In Zagheit Muth! in Freiheit doch gefangen.
In Stummheit Sprache,
Schüchtern bei Tage,
Siegend mit zaghaftem Bangen.
Lebendiger Tod, im Einen sel’ges Leben
Schwelgend in Noth, im Widerstand ergeben,
Genießend schmachten,
Nie satt betrachten
Leben im Traum und doppelt Leben.
Caroline von Günderrode (1780 – 1806)
Dein Haar, Gesicht und Körper so nah lässt mich schwitzen,
Du machst mich zittern nur durch Fingerspitzen.
In Blicke tauchen,
Dir Schwüre hauchen,
Mein Begehren, dich zu besitzen.
Nach tiefem Sehnen hoch auffliegendes Entzücken!

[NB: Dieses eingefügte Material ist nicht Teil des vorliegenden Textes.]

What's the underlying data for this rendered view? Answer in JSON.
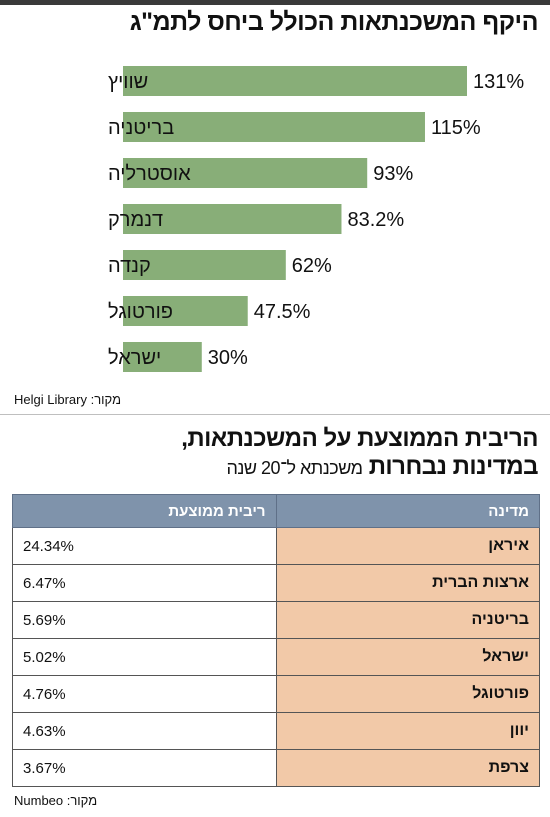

Ein Wunsch allein, uns beide zu beglücken.
Vier Hände - was fehlt?
Zwei Münder - die Welt!
Wir kehren dem Rest den Rücken.
Paul Plagge
Die hohen Himbeerwände
Trennten dich und mich,
Doch im Laubwerk unsre Hände
Fanden von selber sich.
Die Hecke konnt’ es nicht wehren,
Wie hoch sie immer stund:
Ich reichte dir die Beeren,
Und du reichtest mir deinen Mund.
Ach, schrittest du durch den Garten
Noch einmal im raschen Gang,
Wie gerne wollt’ ich warten,
Warten stundenlang.
Theodor Fontane (1819 – 1898)
Der rauhe Nordseewind zerzaust
Dein blondes Haar und Kleid;
Ich küsse dich und du schaust
Durch mich hindurch ganz weit.
Ich möchte dich noch fragen
Und streue Sand auf deinen Bauch;
Doch deine Augen klagen
Und so bleibe stumm ich auch.
Jetzt eilst du durch die Dünen
davon im schnellen Schritt;
Nun werde ich wohl sühnen,
was du um meiner litt’st.
Paul Plagge (geboren 1969)
Bei den weißen Stiefmütterchen
Im Park wie er’s mir auftrug
Stehe ich unter der Weide
Ungekämmte Alte blattlos
Siehst du sagt sie er kommt nicht
Ach sage ich er hat sich den Fuß gebrochen
Eine Gräte verschluckt, eine Straße
Wurde plötzlich verlegt oder
Er kann seiner Frau nicht entkommen
Viele Dinge hindern uns Menschen
Die Weide wiegt sich und knarrt
Kann auch sein er ist schon tot
Sah blaß aus als er dich untern Mantel küsste
Kann sein Weide kann sein
So wollen wir hoffen er liebt mich nicht mehr
Sarah Kirsch (geb. 1935)
Die nackten Zweige schwingen im Wind
Was stehst du hier und frierst
Du bist zu früh er kommt erst um fünfe
Ich weiß alte Weide ich weiß
Muss nachdenken schweig still
Sagte mir gestern er will mich heiraten
Und seine Frau, richtet sich die Alte auf
Was ist mit der Frau und den Kindern
Er wird für uns eine Wohnung suchen
Und im Sommer nach Rom mit mir fahren
Die Weide steht starr und raunt
Das wirst du nicht tun nicht wahr
Du musst ihn verlassen jetzt endlich
Lass gut sein Weide lass sein
Ich wünschte du hättest Recht behalten
Paul Plagge
In meiner Erinnrung erblühen
Die Bilder, die längst verwittert –
Was ist in deiner Stimme,
Das mich so tief erschüttert?
Sag nicht, dass du mich liebst !
Ich weiß, das Schönste auf Erden,
Der Frühling und die Liebe,
Es muss zu Schanden werden.
Sag nicht, dass du mich liebst !
Und küsse nur und schweige
Und lächle, wenn ich dir morgen
Die welken Rosen zeige.
Heinrich Heine (1797 – 1856)
Ich habe das Gesicht vergessen (Paul Plagge)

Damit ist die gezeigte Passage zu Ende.